Computed tomography and magnetic resonance imagining of the chest provides more detailed information that may be missed with plain x-ray. These options can be employed if there is incongruence between the clinical picture and the investigation findings.
There are cases in which direct visualization of the bronchial tree is necessary to either diagnose or treat a patient. Bronchoscopy allows the clinician to see the airway and possibly implement a therapeutic measure to relieve the patient. There are two types of bronchoscopy that are commonly performed. The older technique is the rigid bronchoscopy that usually requires the patient to be placed under general anesthesia. The rigid bronchoscope is a metallic device with a flanged distal tip with ports for passing biopsy or suction tools as well as a light source. Proximally, the device has an irrigation port, attachment for the light source, and a port for observing the pathway. During this procedure, the patient is placed in the supine position with the neck hyperextended. It is useful in retrieving foreign bodies and aspirating thick fluids from the airway. It can also be used to introduce a stent into the airway or to perform an intraluminal resection of a midline mass.
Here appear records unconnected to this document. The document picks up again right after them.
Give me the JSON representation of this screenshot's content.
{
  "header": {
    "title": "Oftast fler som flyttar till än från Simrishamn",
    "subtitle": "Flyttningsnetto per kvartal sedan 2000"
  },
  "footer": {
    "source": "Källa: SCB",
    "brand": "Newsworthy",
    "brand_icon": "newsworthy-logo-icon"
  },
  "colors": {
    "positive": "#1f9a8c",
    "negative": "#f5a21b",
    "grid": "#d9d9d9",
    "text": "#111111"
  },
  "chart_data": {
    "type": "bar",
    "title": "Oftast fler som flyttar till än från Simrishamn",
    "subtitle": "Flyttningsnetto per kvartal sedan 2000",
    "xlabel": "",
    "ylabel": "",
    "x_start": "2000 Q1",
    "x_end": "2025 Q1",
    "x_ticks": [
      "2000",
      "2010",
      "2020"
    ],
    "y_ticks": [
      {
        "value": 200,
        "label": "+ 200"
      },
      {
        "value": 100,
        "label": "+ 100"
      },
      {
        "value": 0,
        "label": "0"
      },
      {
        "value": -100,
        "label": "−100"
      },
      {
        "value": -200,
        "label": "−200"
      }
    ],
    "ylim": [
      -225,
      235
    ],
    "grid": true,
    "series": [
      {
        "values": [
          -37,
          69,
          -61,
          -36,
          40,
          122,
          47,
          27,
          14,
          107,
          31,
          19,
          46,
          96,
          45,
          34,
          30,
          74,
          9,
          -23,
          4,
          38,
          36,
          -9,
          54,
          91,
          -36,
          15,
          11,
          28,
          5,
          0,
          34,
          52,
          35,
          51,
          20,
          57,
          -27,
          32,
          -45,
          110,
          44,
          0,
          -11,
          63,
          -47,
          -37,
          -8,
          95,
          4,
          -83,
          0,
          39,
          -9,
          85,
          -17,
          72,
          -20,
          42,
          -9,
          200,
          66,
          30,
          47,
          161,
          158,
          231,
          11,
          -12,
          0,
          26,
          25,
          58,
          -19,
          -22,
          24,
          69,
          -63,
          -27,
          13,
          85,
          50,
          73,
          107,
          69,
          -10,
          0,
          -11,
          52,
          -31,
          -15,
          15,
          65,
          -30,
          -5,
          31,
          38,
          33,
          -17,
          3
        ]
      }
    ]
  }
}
Alternatively, a flexible fiber-optic scope (i.e. flexible bronchoscope) can be introduced into the patient's airway while they are awake with local anesthesia to the oropharynx. It can be introduced nasally or orally, passed between the vocal folds, into the trachea and then the bronchial tree. Unlike the rigid scope procedure, the flexible bronchoscope provides the added option of visualizing the segmental bronchioles, where hard to reach tissue or sputum can be collected for diagnostic analysis.
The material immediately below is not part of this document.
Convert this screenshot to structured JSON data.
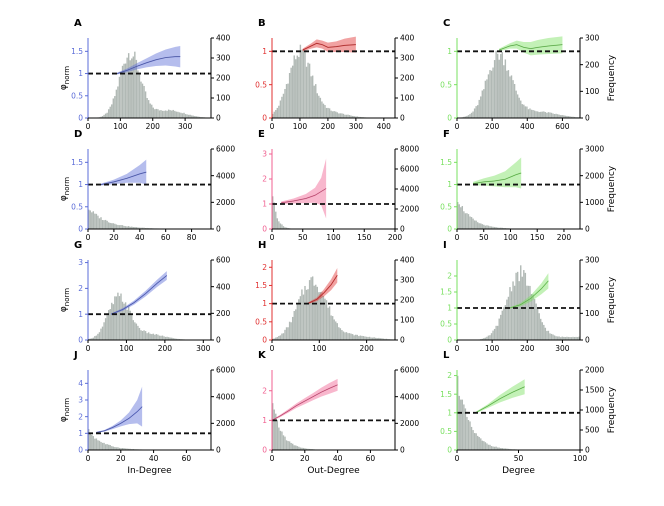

Patients who are found to have relatively small lung tumors may be candidates for removal of only the affected portion of the lung. This procedure – known as a segmentectomy and wedge resection – is dependent on the number of segments involved and the status of the contralateral lung. The segmentectomy refers specifically to the removal of an anatomical segment of the lung, while the wedge resection is the removal of a non-anatomical portion of lung parenchyma. The opposite lung should be able to compensate for the decreased lung volume. Segmentectomies can be performed by video-assisted thoracoscopic surgeries or with the traditional thoracotomy.